Please not that attempting to read PDF files is likely to be a less-than-joyous experience. So are you attempting to down load PDFs? Or Html?
Your first other URL shows a page that implies it is expecting some kind of query, so you likley need to change the URL but I a have no clue to what.
11-18-2016 02:15 PM
The program works for the given websitethat is currently in the program. After running the program, it can be seen that each chapter comes up with the word that one is looking for. I would want to access other websites with the same key words. The key words can be changed but the problem is whenever the websites are change it does not work as well. It is mainly html. I already have a program that scan PDFs.
12-22-2017 09:21 AM
I've published some general guidance about scraping data from web pages with SAS in this blog post.

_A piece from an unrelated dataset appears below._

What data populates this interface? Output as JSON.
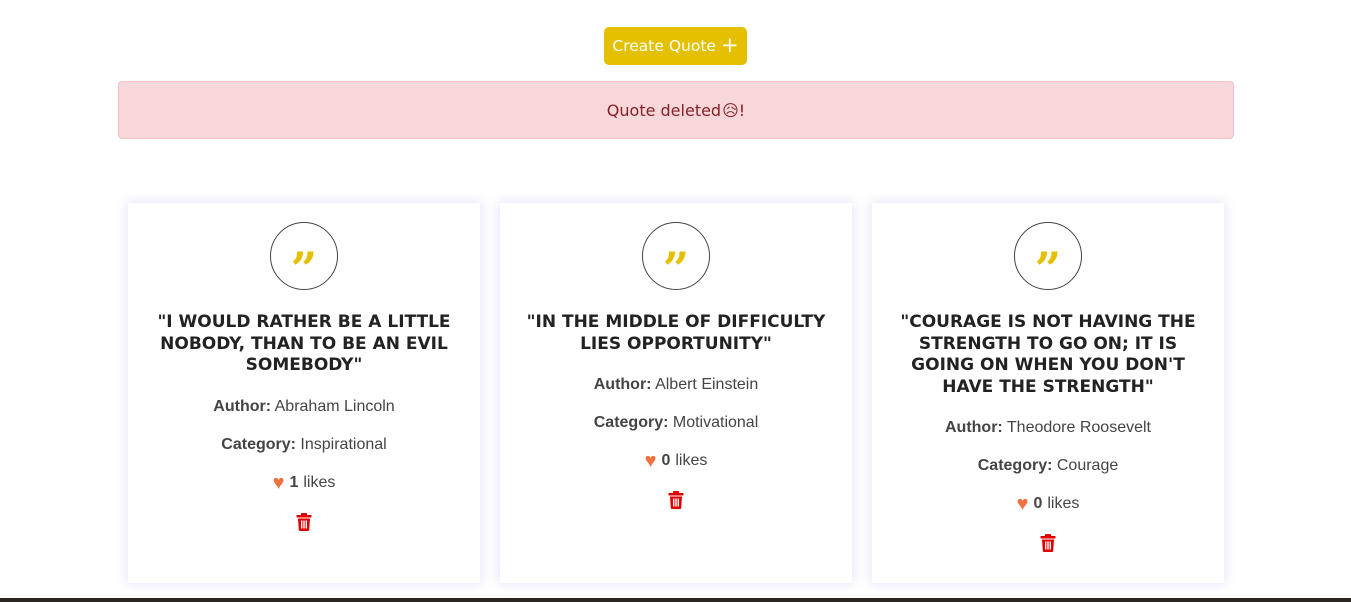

Others have written papers on the topic:
SAS Text Miner (as @Patrick mentioned) has a built-in capability for crawling web sites with the %TMFILTER macro - and is designed to be more robust, with safeguards for performance and web-crawling etiquette.
11-18-2016 10:22 PM - edited 11-18-2016 10:24 PM
Ideally you'd have the SAS Text Analytics bundle licensed as this would give you everything you need (and more).
I'm sure there are ways to do everything in Foundation SAS (eventually with the help of calling some 3rd party tools out of SAS like Tika) but I'd assume it's going to cost you a lot of effort to get it right and every change to your sources will cause you a lot of additional work.
If you don't have access to SAS Text Analytics or at least some of it's sub-components like Web Crawler then consider to look into using Python for at least the data retrieval and data prep part of your task.
Python is an open source programming environment which integrates quite well with SAS (and it will integrate even better in future releases).